William Masters and Virginia Johnson from the first were much more practice oriented than Kinsey or the endocrinologists. Masters was a physician who was concerned with helping his patients overcome their problems. Together, Masters and Johnson thought of themselves as therapists, which meant they accepted the world as they saw it existing and wanted to help their clients adjust to it. Kinsey, on the other hand, was a scientist, describing the world as it existed but also emphasizing the contradictions between actuality and accepted standards. Masters and Johnson conducted their research for a reason that was entirely different from Kinsey's.

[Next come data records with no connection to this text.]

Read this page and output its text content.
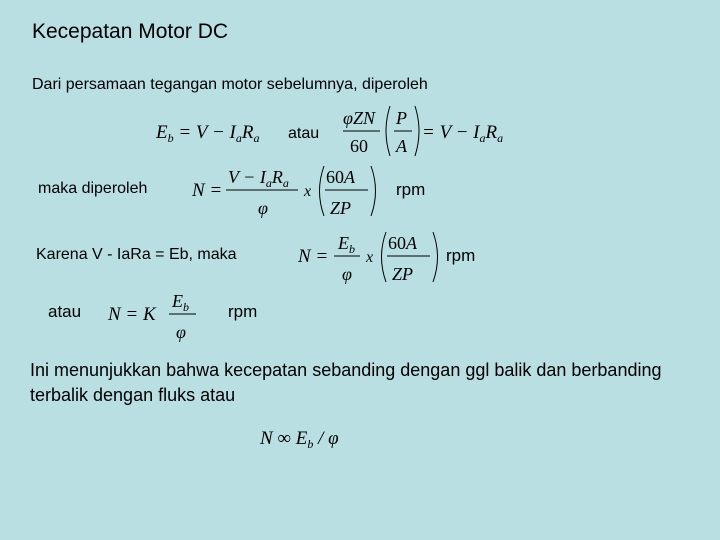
Kecepatan Motor DC
Dari persamaan tegangan motor sebelumnya, diperoleh
$E_b = V - I_aR_a$ atau
φZN
60
P
A
= $V - I_aR_a$
maka diperoleh N =
$V - I_aR_a$
φ
x
60A
ZP
rpm
Karena V - IaRa = Eb, maka	N =
$E_b$
φ
x
60A
ZP
rpm
atau N = K
$E_b$
φ
rpm
Ini menunjukkan bahwa kecepatan sebanding dengan ggl balik dan berbanding terbalik dengan fluks atau
N ∞ $E_b$ / φ
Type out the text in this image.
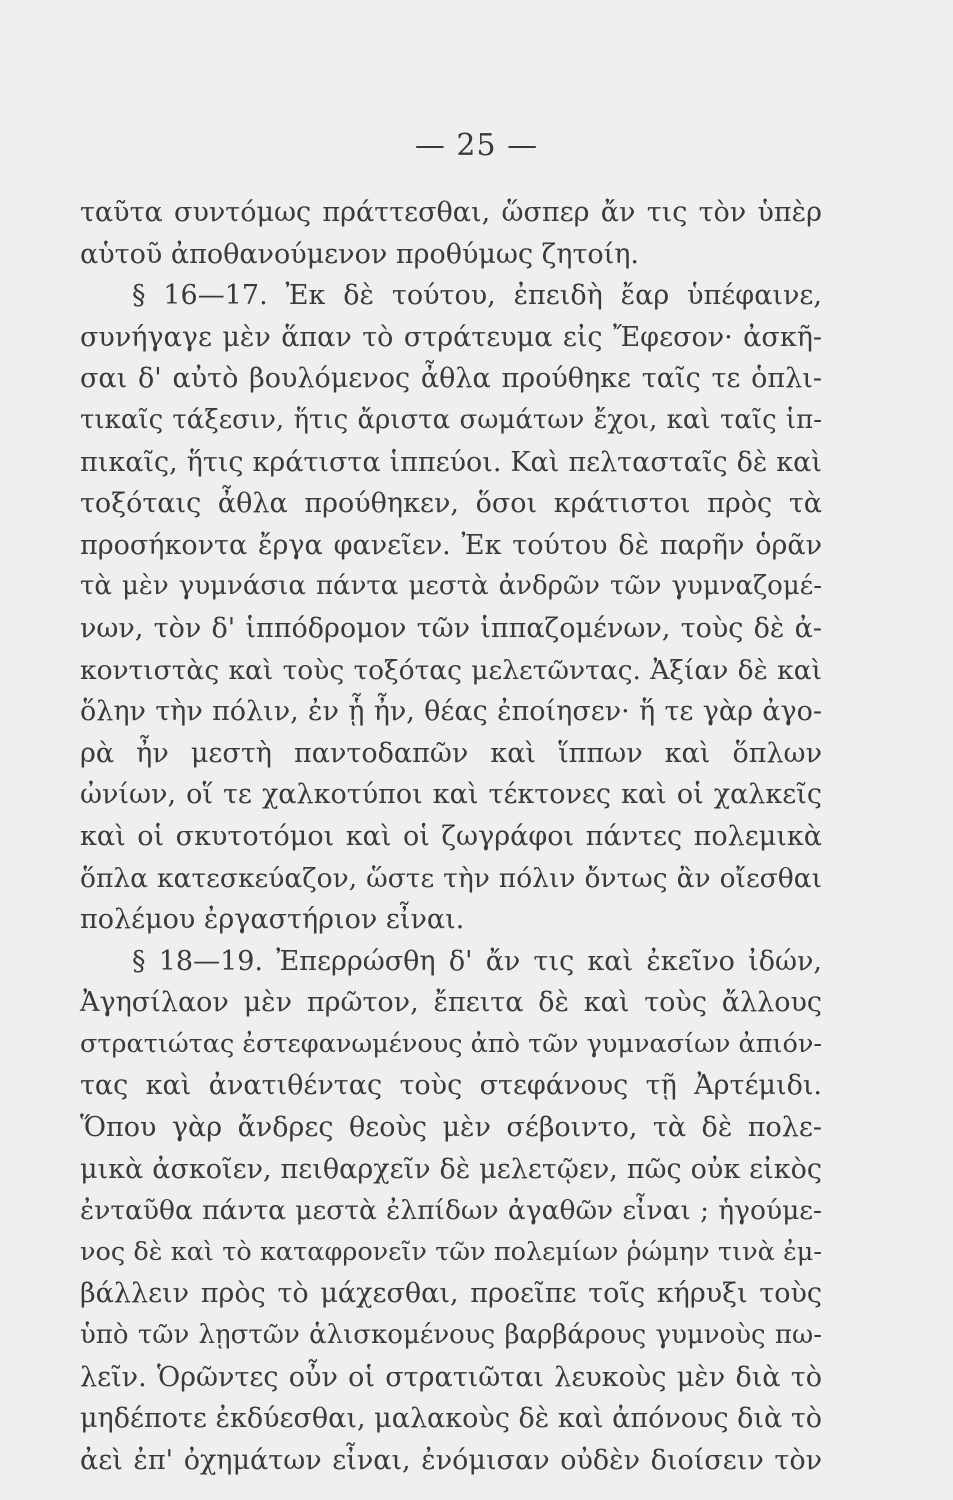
— 25 —
ταῦτα συντόμως πράττεσθαι, ὥσπερ ἄν τις τὸν ὑπὲρ
αὑτοῦ ἀποθανούμενον προθύμως ζητοίη.
§ 16—17. Ἐκ δὲ τούτου, ἐπειδὴ ἔαρ ὑπέφαινε,
συνήγαγε μὲν ἅπαν τὸ στράτευμα εἰς Ἔφεσον· ἀσκῆ-
σαι δ' αὐτὸ βουλόμενος ἆθλα προύθηκε ταῖς τε ὁπλι-
τικαῖς τάξεσιν, ἥτις ἄριστα σωμάτων ἔχοι, καὶ ταῖς ἱπ-
πικαῖς, ἥτις κράτιστα ἱππεύοι. Καὶ πελτασταῖς δὲ καὶ
τοξόταις ἆθλα προύθηκεν, ὅσοι κράτιστοι πρὸς τὰ
προσήκοντα ἔργα φανεῖεν. Ἐκ τούτου δὲ παρῆν ὁρᾶν
τὰ μὲν γυμνάσια πάντα μεστὰ ἀνδρῶν τῶν γυμναζομέ-
νων, τὸν δ' ἱππόδρομον τῶν ἱππαζομένων, τοὺς δὲ ἀ-
κοντιστὰς καὶ τοὺς τοξότας μελετῶντας. Ἀξίαν δὲ καὶ
ὅλην τὴν πόλιν, ἐν ᾗ ἦν, θέας ἐποίησεν· ἥ τε γὰρ ἀγο-
ρὰ ἦν μεστὴ παντοδαπῶν καὶ ἵππων καὶ ὅπλων
ὠνίων, οἵ τε χαλκοτύποι καὶ τέκτονες καὶ οἱ χαλκεῖς
καὶ οἱ σκυτοτόμοι καὶ οἱ ζωγράφοι πάντες πολεμικὰ
ὅπλα κατεσκεύαζον, ὥστε τὴν πόλιν ὄντως ἂν οἴεσθαι
πολέμου ἐργαστήριον εἶναι.
§ 18—19. Ἐπερρώσθη δ' ἄν τις καὶ ἐκεῖνο ἰδών,
Ἀγησίλαον μὲν πρῶτον, ἔπειτα δὲ καὶ τοὺς ἄλλους
στρατιώτας ἐστεφανωμένους ἀπὸ τῶν γυμνασίων ἀπιόν-
τας καὶ ἀνατιθέντας τοὺς στεφάνους τῇ Ἀρτέμιδι.
Ὅπου γὰρ ἄνδρες θεοὺς μὲν σέβοιντο, τὰ δὲ πολε-
μικὰ ἀσκοῖεν, πειθαρχεῖν δὲ μελετῷεν, πῶς οὐκ εἰκὸς
ἐνταῦθα πάντα μεστὰ ἐλπίδων ἀγαθῶν εἶναι ; ἡγούμε-
νος δὲ καὶ τὸ καταφρονεῖν τῶν πολεμίων ῥώμην τινὰ ἐμ-
βάλλειν πρὸς τὸ μάχεσθαι, προεῖπε τοῖς κήρυξι τοὺς
ὑπὸ τῶν λῃστῶν ἁλισκομένους βαρβάρους γυμνοὺς πω-
λεῖν. Ὁρῶντες οὖν οἱ στρατιῶται λευκοὺς μὲν διὰ τὸ
μηδέποτε ἐκδύεσθαι, μαλακοὺς δὲ καὶ ἀπόνους διὰ τὸ
ἀεὶ ἐπ' ὀχημάτων εἶναι, ἐνόμισαν οὐδὲν διοίσειν τὸν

When the laboratory program for the investigation in human sexual functioning was designed in 1954, permission to constitute the program within a university setting was granted upon a research premise which stated categorically that the greatest handicap to successful treatment of sexual inadequacy was a lack of reliable physiological information in the area of human sexual response. It was presumed that definitive laboratory effort would develop material of clinical consequence. This material in turn could be used by professionals in the field to improve methodology of therapeutic approach to sexual inadequacy.71

    Just as Kinsey had challenged, sometimes with considerable hostility, the psychiatric monopoly on sexual treatment and research, Masters and Johnson offered whole new areas for the gynecologist, urologist, and other medical specialists to extend their services. Ultimately, Masters and Johnson also helped establish a whole new profession, the sex therapist, which was no longer restricted to the psychiatrist but included nurses, psychologists, social workers, and counselors. It should be added, however, that the initial promise of nonevasive therapeutic techniques for problems of sexual inadequacy was oversold by some therapists and that, as the years passed, the balance between medical intervention and nonintrusive therapy changed. The basic teaching techniques pioneered by Masters and Johnson and their contemporaries, however, still remain important.
    Masters was a native of Cleveland and was born to a well-to-do family in 1915. He attended Lawrenceville Prep School and went on to Hamilton College, where he received his bachelor's degree in 1938. He then entered the University of Rochester School of Medicine and Dentistry, where he worked in Corner's laboratory. Interestingly, Corner had three of the leaders in what he called "the practical application of scientific thought to problems of human sex behavior" as students: Guttmacher, who became internationally prominent in the family planning movement; Mary Steichen Calderone, cofounder of the Sex Information and Educational Council of the United States (SIECUS); and Masters.72
    While working with Corner, Masters was assigned the problem of trying to determine how the estrous cycle in the female rabbit differed from or resembled that in the human female. Masters, who had always been more interested in medical research than in the practice of medicine, decided he would like to do sex research when he completed his degree, and went to Corner for advice. Corner essentially gave him three general principles to follow in pursuing sex research: (1) he should establish a scientific reputation in some other scientific field first, (2) he should secure the sponsorship of a major medical school or university, and (3) he should be at least forty years of age.73
    Masters followed the advice almost to the letter, although he did start his research into sexuality at the age of thirty-eight. After graduation from medical school, he accepted a position at Washington University in St. Louis. Willard Allen, another of Corner's students and an active researcher in endocrinology, helped Masters get the appointment as an intern in obstetrics and gynecology. Masters moved up the ladder through resident to assistant professor and associate professor. He married and had two children. Masters also published a number of papers covering a variety of obstetrical and gynecological topics, although the majority dealt with hormone-replacement therapy for aging and aged women, a treatment that he strongly advocated74 and that is widely used today.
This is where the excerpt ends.